The downside is that news doesn’t conform to our schedule. It keeps happening. Our next issue will be dated June 21 and will go to the printer June 13, just as the much-anticipated bishops’ meeting is getting underway in Dallas. But you won’t have to wait two more weeks to read NCR’s coverage of the event. Those with access to the Internet will be able to get coverage of the meeting, which begins June 13, and running for the duration of the gathering online at www.natcath.org. As we get closer to the meeting, we’ll have more information on exactly when to expect coverage. We’ll post that on the Web site prior to the meeting.

I’ll be at the meeting along with Publisher Tom Fox and Senior Writer Margot Patterson. Vatican Correspondent John Allen will be weighing in with reactions and interviews from other parts of the globe.

We have taken the unusual step of publishing an anonymous article in this issue. The piece, by a priest who became sexually involved with a 16-year-old youth who later accused the priest of abuse and received a settlement from a diocese, provides a unique insight into a young man struggling to grow up in the peculiar ethos of the 1960s Catholic seminary.

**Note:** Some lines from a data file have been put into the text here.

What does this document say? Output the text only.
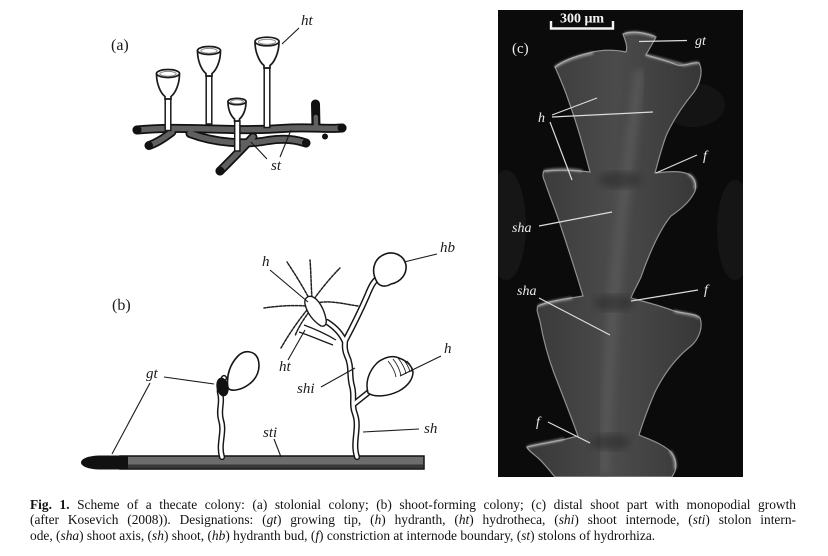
(a)
ht
st
(b)
h
hb
ht
shi
h
gt
sti	sh
300 μm
(c)	gt
h
f
sha
sha	f
f
Fig. 1. Scheme of a thecate colony: (a) stolonial colony; (b) shoot-forming colony; (c) distal shoot part with monopodial growth
(after Kosevich (2008)). Designations: (gt) growing tip, (h) hydranth, (ht) hydrotheca, (shi) shoot internode, (sti) stolon intern-
ode, (sha) shoot axis, (sh) shoot, (hb) hydranth bud, (f) constriction at internode boundary, (st) stolons of hydrorhiza.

One might conclude that this priest today goes easy on himself in his essay. There is, in his telling, little voice of the victim. But we thought it not unfair to print this piece, since NCR historically has provided a place for the voices of victims and continues to strongly advocate on their behalf.

If, against the backdrop of the current struggle, the priest appears to take the most benign view of himself, one cannot dispute that it was, indeed, his view of things. Nor is it difficult to believe that his would represent the view and experience of many others who were making their way toward ordination and sexual maturity at that time.

I think his story also makes a compelling case against the zero tolerance inclination of some of the bishops who will be meeting in June. I can’t help but see that tactic as another means of avoiding pastoral responsibility (see brief on Page 8 and column on Page 21.) The mistake would be in treating all sexual indiscretions the same. The more difficult judgments involve those priests who may have been caught up in a single sexual indiscretion decades earlier, particularly considering they were formed in an institution where mature discussion of sexuality in any circumstance, much less sexuality in the priesthood, was so sorely lacking.

If this crisis has shown anything, it is that Catholics have been incredibly forgiving of sexual sin, while demanding accountability. The tragedy is that Catholics were not treated as adults and trusted with the embarrassing information at the beginning. An absolute rule would again deprive ordinary Catholics of the chance, where appropriate, to forgive and embrace a priest who has made a mistake and asks their forgiveness. To allow that option would mean giving lay people authority where they’ve never had it before and respecting their judgments as never before.